A part of the strategy would be to tell the people as to how Dr. Peiris had brought this government to a difficult situation by his so called political package.

Not to be outdone, the government also has its strategy to push the package through Parliament and to crush the opposition in the process.

Top priority is being given to the reports by various Presidential Commissions which probed the malpractices during the UNP regime.

President Kumaratunga recently met Attorney General Sarath Silva on this matter, where he expressed the view that commission reports could not be taken as evidence to institute legal proceedings.

The AG said the CID would have to record fresh statements on the reports of the Commissions and determine whether there are prima-facie cases against individuals, Commissions had proceeded against.

At present the AG's department is studying these reports before making a final decision.

However the government appears to be anxious on bringing charges against top UNpers, possibly to undermine the opposition moves.

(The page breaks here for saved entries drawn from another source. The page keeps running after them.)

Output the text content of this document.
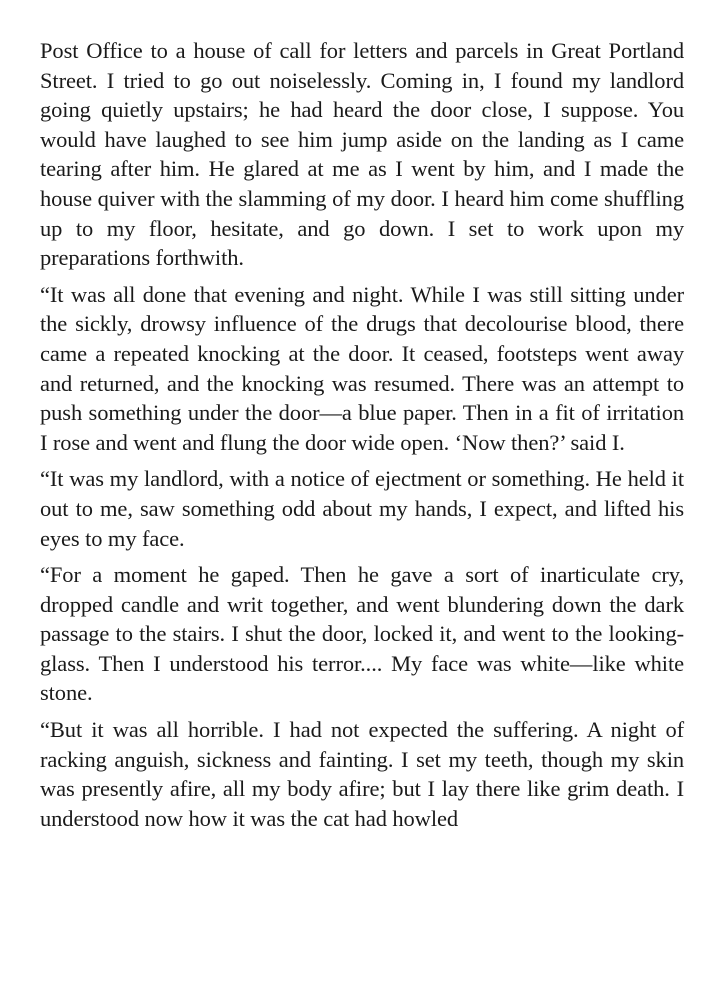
Post Office to a house of call for letters and parcels in Great Portland Street. I tried to go out noiselessly. Coming in, I found my landlord going quietly upstairs; he had heard the door close, I suppose. You would have laughed to see him jump aside on the landing as I came tearing after him. He glared at me as I went by him, and I made the house quiver with the slamming of my door. I heard him come shuffling up to my floor, hesitate, and go down. I set to work upon my preparations forthwith.

“It was all done that evening and night. While I was still sitting under the sickly, drowsy influence of the drugs that decolourise blood, there came a repeated knocking at the door. It ceased, footsteps went away and returned, and the knocking was resumed. There was an attempt to push something under the door—a blue paper. Then in a fit of irritation I rose and went and flung the door wide open. ‘Now then?’ said I.

“It was my landlord, with a notice of ejectment or something. He held it out to me, saw something odd about my hands, I expect, and lifted his eyes to my face.

“For a moment he gaped. Then he gave a sort of inarticulate cry, dropped candle and writ together, and went blundering down the dark passage to the stairs. I shut the door, locked it, and went to the looking-glass. Then I understood his terror.... My face was white—like white stone.

“But it was all horrible. I had not expected the suffering. A night of racking anguish, sickness and fainting. I set my teeth, though my skin was presently afire, all my body afire; but I lay there like grim death. I understood now how it was the cat had howled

The government is also taking all steps to ensure that the northern poll takes place on Thursday despite controversy and confusion. But the LTTE attack on EPDP members on Friday the first direct threat to the elections by the Tigers has now thrown a question mark over the whole exercise. The attack in Punkuduthivu was like a bolt from the blues at a time when most residents and parties were thinking that the LTTE was not opposing the elections exercise.

If elections are held despite Friday's setback, with the TULF now in the fray, it is likely that this main Tamil party could win the Jaffna Municipal Council.

With the EPDP and the PLOTE on a smear campaign against each other, the TULF is likely to exploit the situation to win the Jaffna council.

Realising this, the two warring parties are now using other strategies to attract the voters.

Amidst all this excitement, an analytical report carried in the Jaffna based "Uthayam" newspaper has reported the EPDP and its leader Douglas Devananda.

The Uthayam said that many people of Jaffna might refrain from voting because they feared that if Western countries perceived some normalcy in the north, they might not entertain application for refugee status.

A perturbed Mr. Devananda has complained to the authorities that the article in the "Uthayam" was aimed at disrupting the local elections.

He later telephoned Mr Vithyatharan a well known Journalist at Uthayam who is also a director of the newspaper to express his displeasure.

Ultimately, there is likely to be a keen political contest in Jaffna but the fear among the small parties is that the government would pull towards the TULF which is working closely with it to push the political package.

On the other hand the government is keen to make 1998 an eventful year in every sphere.

Be it political or otherwise, the PA is determined to make jubilee changes but the question is whether they will be good for the country or better for the party.